Wairarapa National MP Alastair Scott with newly appointed Wairarapa Youth MP Lily Lewis. PHOTO/SUPPLIED
Three youths in the Wairarapa electorate will be getting front row seats in New Zealand politics next year.
Lily Lewis, Belle Willemstein, and Anna Douglas have been named Youth MPs for Wairarapa.
Every three years, each Member of Parliament selects a Youth MP to represent them and young people from their community.
Lily, who was appointed by Wairarapa MP Alastair Scott, will begin preparing for the six-month tenure period, which is March to August 2019.
The 16-year-old Makoura College student said she was “extremely proud” to take on the role.
“I’m looking forward to encouraging and developing the opinions of young people across our region to be heard.”
Lily said she believed that many young people were worried about the future.
“We are under pressure to learn skills and gain qualifications in a world that is changing so quickly.
“We’re worried about our social, economic and environmental future.”
Scott, of National, said Lily had an inclusive approach and was passionate about Wairarapa and its future.
“I look forward to working with Lily to find ways to empower young people in the electorate.”
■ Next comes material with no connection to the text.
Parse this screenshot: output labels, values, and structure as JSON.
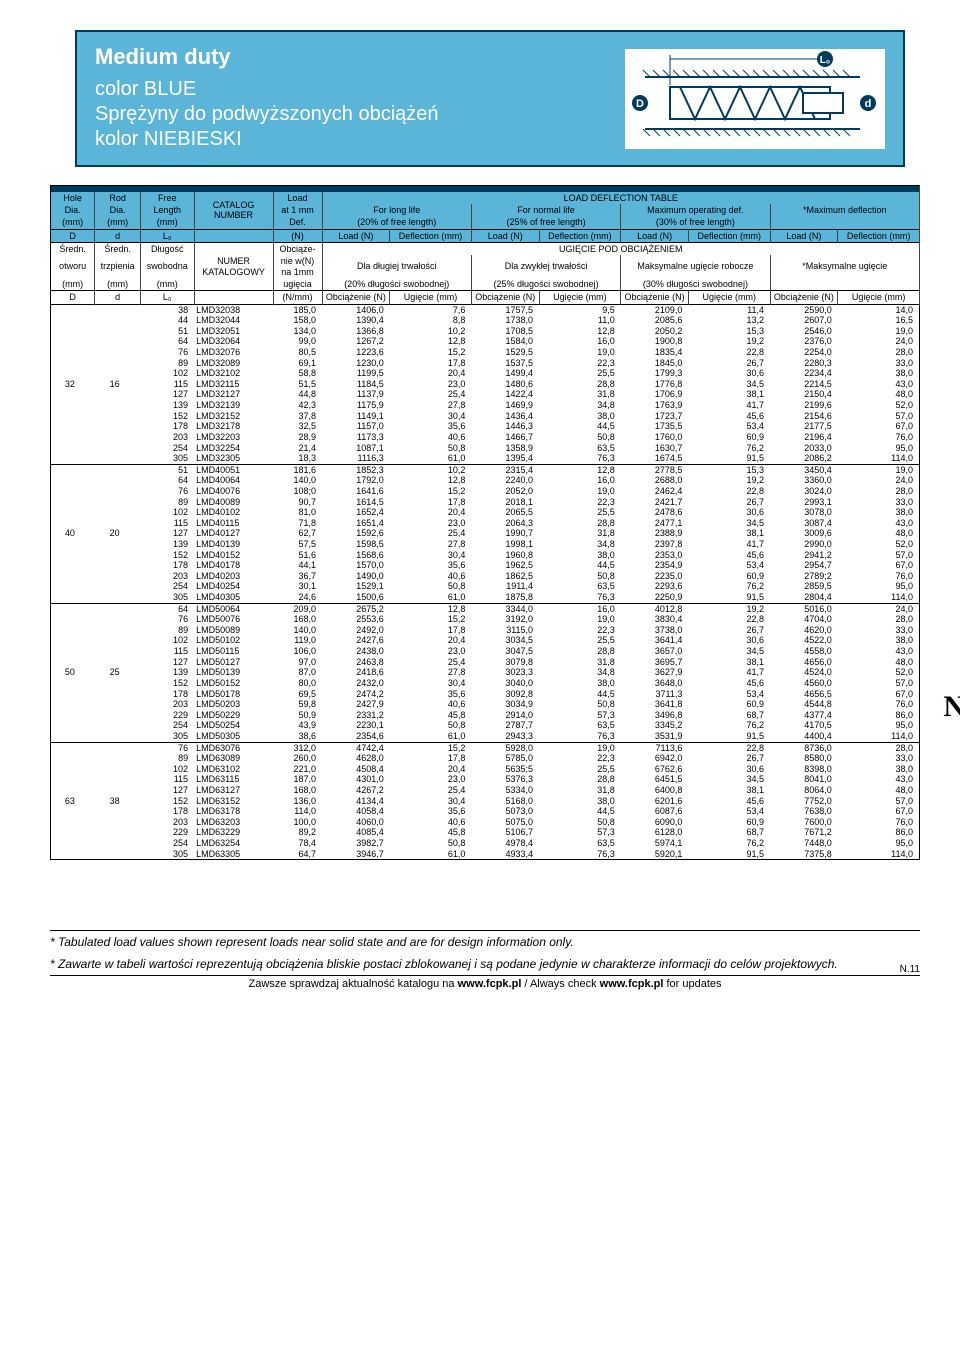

Belle, a 17-year-old student at St Matthew’s Collegiate, was selected by Defence Minister Ron Mark, of NZ First.
Belle, who is on the Wairarapa Youth Council, said she was passionate about encouraging young people to get involved in politics.
“It’s hard because we can’t vote as we’re under 18 but I still think we can make a huge impact.”
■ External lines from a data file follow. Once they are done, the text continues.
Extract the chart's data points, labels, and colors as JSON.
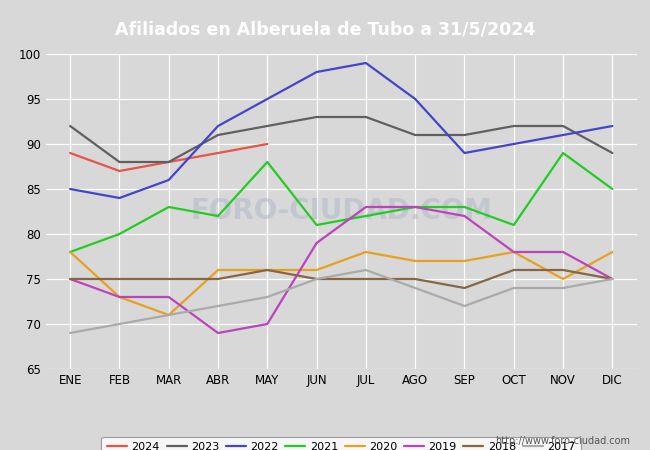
{
  "title": "Afiliados en Alberuela de Tubo a 31/5/2024",
  "xlabel": "",
  "ylabel": "",
  "ylim": [
    65,
    100
  ],
  "yticks": [
    65,
    70,
    75,
    80,
    85,
    90,
    95,
    100
  ],
  "months": [
    "ENE",
    "FEB",
    "MAR",
    "ABR",
    "MAY",
    "JUN",
    "JUL",
    "AGO",
    "SEP",
    "OCT",
    "NOV",
    "DIC"
  ],
  "url": "http://www.foro-ciudad.com",
  "series": [
    {
      "label": "2024",
      "color": "#e8534a",
      "data": [
        89,
        87,
        88,
        89,
        90,
        null,
        null,
        null,
        null,
        null,
        null,
        null
      ]
    },
    {
      "label": "2023",
      "color": "#606060",
      "data": [
        92,
        88,
        88,
        91,
        92,
        93,
        93,
        91,
        91,
        92,
        92,
        89
      ]
    },
    {
      "label": "2022",
      "color": "#4444cc",
      "data": [
        85,
        84,
        86,
        92,
        95,
        98,
        99,
        95,
        89,
        90,
        91,
        92
      ]
    },
    {
      "label": "2021",
      "color": "#22cc22",
      "data": [
        78,
        80,
        83,
        82,
        88,
        81,
        82,
        83,
        83,
        81,
        89,
        85
      ]
    },
    {
      "label": "2020",
      "color": "#e8a020",
      "data": [
        78,
        73,
        71,
        76,
        76,
        76,
        78,
        77,
        77,
        78,
        75,
        78
      ]
    },
    {
      "label": "2019",
      "color": "#bb44bb",
      "data": [
        75,
        73,
        73,
        69,
        70,
        79,
        83,
        83,
        82,
        78,
        78,
        75
      ]
    },
    {
      "label": "2018",
      "color": "#886644",
      "data": [
        75,
        75,
        75,
        75,
        76,
        75,
        75,
        75,
        74,
        76,
        76,
        75
      ]
    },
    {
      "label": "2017",
      "color": "#aaaaaa",
      "data": [
        69,
        70,
        71,
        72,
        73,
        75,
        76,
        74,
        72,
        74,
        74,
        75
      ]
    }
  ],
  "fig_bg_color": "#d8d8d8",
  "plot_bg_color": "#d8d8d8",
  "grid_color": "#ffffff",
  "title_bg_color": "#5599ee",
  "legend_fontsize": 8,
  "axis_fontsize": 8.5,
  "title_fontsize": 12.5
}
Labour list MP Kieran McAnulty selected Anna Douglas of Waipukurau as his Youth MP for the 2019 Youth Parliament.
Anna, 16, is a student at Central Hawke’s Bay College and student rep on the board of trustees.
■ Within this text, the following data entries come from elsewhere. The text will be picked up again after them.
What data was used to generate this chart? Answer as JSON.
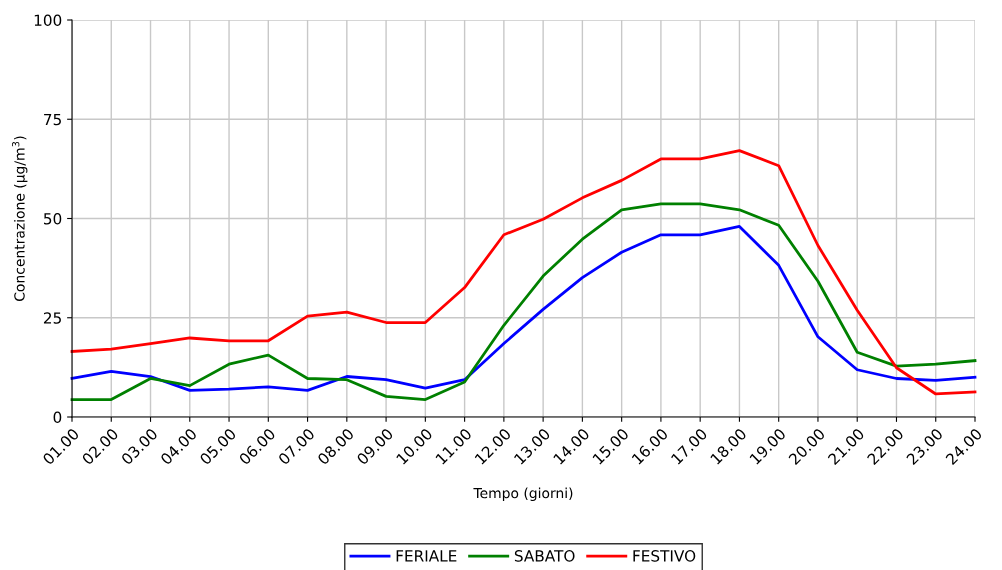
{
  "chart_data": {
    "type": "line",
    "xlabel": "Tempo (giorni)",
    "ylabel": "Concentrazione (µg/m$^{3}$)",
    "categories": [
      "01.00",
      "02.00",
      "03.00",
      "04.00",
      "05.00",
      "06.00",
      "07.00",
      "08.00",
      "09.00",
      "10.00",
      "11.00",
      "12.00",
      "13.00",
      "14.00",
      "15.00",
      "16.00",
      "17.00",
      "18.00",
      "19.00",
      "20.00",
      "21.00",
      "22.00",
      "23.00",
      "24.00"
    ],
    "series": [
      {
        "name": "FERIALE",
        "color": "#0000ff",
        "values": [
          9.7,
          11.5,
          10.2,
          6.7,
          7.0,
          7.6,
          6.7,
          10.2,
          9.4,
          7.3,
          9.4,
          18.5,
          27.1,
          35.1,
          41.5,
          45.9,
          45.9,
          48.0,
          38.2,
          20.2,
          11.9,
          9.7,
          9.2,
          10.0
        ]
      },
      {
        "name": "SABATO",
        "color": "#008000",
        "values": [
          4.4,
          4.4,
          9.7,
          7.9,
          13.3,
          15.6,
          9.7,
          9.4,
          5.2,
          4.4,
          8.8,
          23.1,
          35.5,
          44.8,
          52.2,
          53.7,
          53.7,
          52.2,
          48.3,
          34.2,
          16.3,
          12.8,
          13.3,
          14.2
        ]
      },
      {
        "name": "FESTIVO",
        "color": "#ff0000",
        "values": [
          16.5,
          17.1,
          18.5,
          19.9,
          19.2,
          19.2,
          25.4,
          26.4,
          23.8,
          23.8,
          32.6,
          45.9,
          49.8,
          55.2,
          59.6,
          65.0,
          65.0,
          67.1,
          63.3,
          43.2,
          26.9,
          12.4,
          5.8,
          6.3
        ]
      }
    ],
    "ylim": [
      0,
      100
    ],
    "yticks": [
      0,
      25,
      50,
      75,
      100
    ],
    "grid": true,
    "legend": "bottom",
    "marker": "none",
    "line_style": "solid"
  }
}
She said she was enthusiastic and honoured to have the opportunity.
“This is an invaluable opportunity that I plan to take full advantage of in the hopes of encouraging the success of youth in Wairarapa, Tararua and Central Hawke’s Bay.
“In this role, I would like to be a mouthpiece for those who feel that they do not have a voice, and to present these ideas on a wider stage”.
McAnulty said it was great to receive applications from across the Wairarapa electorate, which spans from Ngawi in the south to Waipawa in the north.
He settled on Anna because of “her passion for her home district and her keenness to help raise awareness for the issues affecting us here”.
“Anna has a sister at Wairarapa College and made a strong case for representing each part of the electorate — Wairarapa, Tararua and Central Hawke’s Bay, which impressed me”.